Павлин с наслаждением вытянул ноги и поймал прыгающую синюю травинку. Стоило лизнуть ее шелковистую поверхность, как крупная капля прозрачно-голубой жидкости скатывалась в подставленный рот. На вкус это было, пожалуй, как лизать облако.
Он запрокинул голову,
Павлин расслабил пальцы, сжимающие травинку, она выскользнула, запрыгала вокруг гриба, описывая все большую дугу, и скрылась среди себе подобных.
Мальчик засыпал. Крепкая шляпка лугового гриба-великана заслоняла его от жарких лучей полуденного солнца.
Скоро он будет в Белом замке…
— Эй, мальчик, проснись!
Кто-то больно дернул Павлина за руку.
— Эй, кому говорю!
Павлин с трудом разлепил веки. Он не зажмурился — солнце перебивали облака, сентябрьский воздух был сер. Павлин, подобрав ноги, лежал на скамейке. На асфальте среди высохших тополиных листьев лежала его школьная сумка. Худая тетка — ножка волшебного гриба была куда солидней — нервно говорила о чем-то с милиционером. Женщина тыкала длинным пальцем то в Павлина, то в себя, то почему-то в портфель с книжками. Мальчик потянул затекшую ногу.

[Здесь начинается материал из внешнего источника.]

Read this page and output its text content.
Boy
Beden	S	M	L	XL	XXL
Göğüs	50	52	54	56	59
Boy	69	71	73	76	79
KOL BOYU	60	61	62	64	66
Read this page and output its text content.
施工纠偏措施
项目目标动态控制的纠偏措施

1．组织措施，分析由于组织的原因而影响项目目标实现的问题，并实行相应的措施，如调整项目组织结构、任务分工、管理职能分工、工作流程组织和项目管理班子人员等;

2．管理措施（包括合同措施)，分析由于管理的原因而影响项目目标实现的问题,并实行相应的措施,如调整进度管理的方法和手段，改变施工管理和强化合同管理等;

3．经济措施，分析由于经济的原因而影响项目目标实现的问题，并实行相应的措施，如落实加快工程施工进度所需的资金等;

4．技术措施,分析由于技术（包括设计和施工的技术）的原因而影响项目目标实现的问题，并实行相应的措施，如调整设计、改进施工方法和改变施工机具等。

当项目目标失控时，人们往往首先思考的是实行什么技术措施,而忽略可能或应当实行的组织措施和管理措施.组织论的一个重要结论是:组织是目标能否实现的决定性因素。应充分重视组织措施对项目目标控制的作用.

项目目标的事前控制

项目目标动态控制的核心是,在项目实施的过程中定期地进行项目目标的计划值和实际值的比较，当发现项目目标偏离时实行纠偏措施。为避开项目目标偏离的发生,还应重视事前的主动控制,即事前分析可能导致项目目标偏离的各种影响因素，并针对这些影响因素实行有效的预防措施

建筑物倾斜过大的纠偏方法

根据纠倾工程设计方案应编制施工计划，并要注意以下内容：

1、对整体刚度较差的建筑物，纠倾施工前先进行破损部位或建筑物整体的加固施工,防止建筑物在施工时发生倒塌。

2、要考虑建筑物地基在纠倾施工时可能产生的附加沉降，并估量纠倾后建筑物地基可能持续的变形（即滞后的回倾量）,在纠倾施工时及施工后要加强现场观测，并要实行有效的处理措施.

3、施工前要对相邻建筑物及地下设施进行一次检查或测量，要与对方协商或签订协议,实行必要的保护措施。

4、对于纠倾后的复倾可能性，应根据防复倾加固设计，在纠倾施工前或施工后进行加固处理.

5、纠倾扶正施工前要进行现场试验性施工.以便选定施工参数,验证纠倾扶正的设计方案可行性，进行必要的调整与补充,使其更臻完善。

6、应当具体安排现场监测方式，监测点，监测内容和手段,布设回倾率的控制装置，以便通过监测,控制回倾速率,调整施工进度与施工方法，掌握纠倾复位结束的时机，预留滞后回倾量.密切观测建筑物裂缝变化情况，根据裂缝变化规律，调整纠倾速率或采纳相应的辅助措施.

— Он тут давно дрыхнет. Тунеядец! — услышал Павлин обрывок разговора. — Лет одиннадцать, не больше. Прогульщик со стажем. Кожуру и окурки, небось, он навалил. Взяли моду — курить!
— Да уж, — сказал милиционер, закуривая. Фуражка точно приклеилась к его затылку. — Они и пьют будь здоров.
— Точно, пьют! Дуют из горлышка на переменах!
— Я бы драл таких, Наталья. Ремнем. Шомполом. Шпицрутенами.
Прихрамывая, растирая на ходу онемевшую ногу, Павлин отошел от лавки подальше.
Милиционер погрозил ему вдогонку и бросил недружелюбно:
— Еще раз увижу, что прогуливаешь уроки — уши оторву!
— Пей, Петруша! Воин ты мой сладкий! — Худая тетка, Наталья, присев на скамейку, вынула из кармана пальто маленькую бутылку водки — чекушку.
«Который час? — подумал Павлин. — Что случилось?»
Мальчик вспомнил: пообедав домашними котлетами, он собрал портфель и отправился ко второй смене. В школу идти не хотелось, и он уселся на скамейку. Оттянуть лишнюю минутку — милое дело. Неужели заснул? Верить в это было не очень удобно, но приходилось верить. Иначе как объяснишь? И нога вот затекла.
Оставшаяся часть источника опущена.